Gandy leaned on his mop handle staff, deep in thought. “Maybe better get ’nother Highbulp,” he said, finally. “That one not worth gettin’ to.”
But Scrib was there, crowding others aside to gape through the opening. “Fling-thing,” he said, thoughtfully.
“What?”
“Fling-thing!” The doodler pointed off to one side, at the broken remains of a trebuchet near the west wall. “Talls use fling-things, throw big rocks an’ stuff. Ever’body gets outta way when big rocks come.”
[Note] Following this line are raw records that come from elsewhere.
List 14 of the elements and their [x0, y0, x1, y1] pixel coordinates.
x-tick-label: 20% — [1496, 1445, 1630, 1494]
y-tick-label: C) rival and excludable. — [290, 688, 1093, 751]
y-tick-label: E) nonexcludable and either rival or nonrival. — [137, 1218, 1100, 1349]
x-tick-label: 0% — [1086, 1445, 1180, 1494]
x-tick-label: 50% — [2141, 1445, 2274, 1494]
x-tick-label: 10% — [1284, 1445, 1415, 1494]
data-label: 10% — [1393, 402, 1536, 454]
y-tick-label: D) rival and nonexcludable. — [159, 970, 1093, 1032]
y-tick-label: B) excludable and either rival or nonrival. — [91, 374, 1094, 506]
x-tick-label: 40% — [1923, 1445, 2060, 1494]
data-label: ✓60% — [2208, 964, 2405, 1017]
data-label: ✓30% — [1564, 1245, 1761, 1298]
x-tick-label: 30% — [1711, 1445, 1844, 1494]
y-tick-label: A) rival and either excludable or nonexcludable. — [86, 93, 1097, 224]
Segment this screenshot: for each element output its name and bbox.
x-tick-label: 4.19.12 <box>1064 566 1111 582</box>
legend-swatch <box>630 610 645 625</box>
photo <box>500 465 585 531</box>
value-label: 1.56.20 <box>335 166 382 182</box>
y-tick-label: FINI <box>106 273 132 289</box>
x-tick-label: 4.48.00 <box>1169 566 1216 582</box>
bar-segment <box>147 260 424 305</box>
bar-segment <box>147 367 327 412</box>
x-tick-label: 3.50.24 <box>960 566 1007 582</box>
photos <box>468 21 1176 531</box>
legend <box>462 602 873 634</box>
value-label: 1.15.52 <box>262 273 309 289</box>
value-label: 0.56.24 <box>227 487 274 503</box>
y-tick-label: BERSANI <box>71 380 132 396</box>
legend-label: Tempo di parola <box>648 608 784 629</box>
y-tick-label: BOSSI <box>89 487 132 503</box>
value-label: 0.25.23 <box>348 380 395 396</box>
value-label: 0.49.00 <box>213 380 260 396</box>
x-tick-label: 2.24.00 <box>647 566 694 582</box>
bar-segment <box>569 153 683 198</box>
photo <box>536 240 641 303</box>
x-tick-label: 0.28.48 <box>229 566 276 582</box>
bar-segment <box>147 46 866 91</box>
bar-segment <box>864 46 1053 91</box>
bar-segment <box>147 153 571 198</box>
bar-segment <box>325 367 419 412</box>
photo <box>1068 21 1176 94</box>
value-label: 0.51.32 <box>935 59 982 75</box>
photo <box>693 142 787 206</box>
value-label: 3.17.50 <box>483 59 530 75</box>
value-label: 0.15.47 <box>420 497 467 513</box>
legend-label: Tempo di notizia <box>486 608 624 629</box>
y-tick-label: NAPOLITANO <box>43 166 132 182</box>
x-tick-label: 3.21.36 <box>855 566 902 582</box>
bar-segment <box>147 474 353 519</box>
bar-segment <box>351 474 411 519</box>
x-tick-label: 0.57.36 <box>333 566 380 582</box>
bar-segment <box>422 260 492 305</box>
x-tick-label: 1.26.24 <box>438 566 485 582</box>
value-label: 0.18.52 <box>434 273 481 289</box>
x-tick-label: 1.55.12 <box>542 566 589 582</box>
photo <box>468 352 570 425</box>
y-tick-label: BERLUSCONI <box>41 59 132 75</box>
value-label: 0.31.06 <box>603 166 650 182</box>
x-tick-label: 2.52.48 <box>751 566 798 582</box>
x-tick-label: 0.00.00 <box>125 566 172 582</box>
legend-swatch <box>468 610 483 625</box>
“Maybe good notion,” Bron said. “Anybody know how use fling-thing?”
“Dunno,” a gully dwarf beside him said with a shrug.
With sudden resolution, he and another slipped through the grate, ducked into the shadows of stone rubble near the wall and scampered toward the trebuchet.
“Where Tunk an’ Blip go?” Lidda asked.
“See ’bout fling-thing,” Bron pointed. “Scrib got a notion. Can’t get to Clout, then throw rocks instead.”
“Okay,” Lidda said. She turned to a gaggle of ladies crowded behind her. “Gonna throw rocks at Clout,” she told them.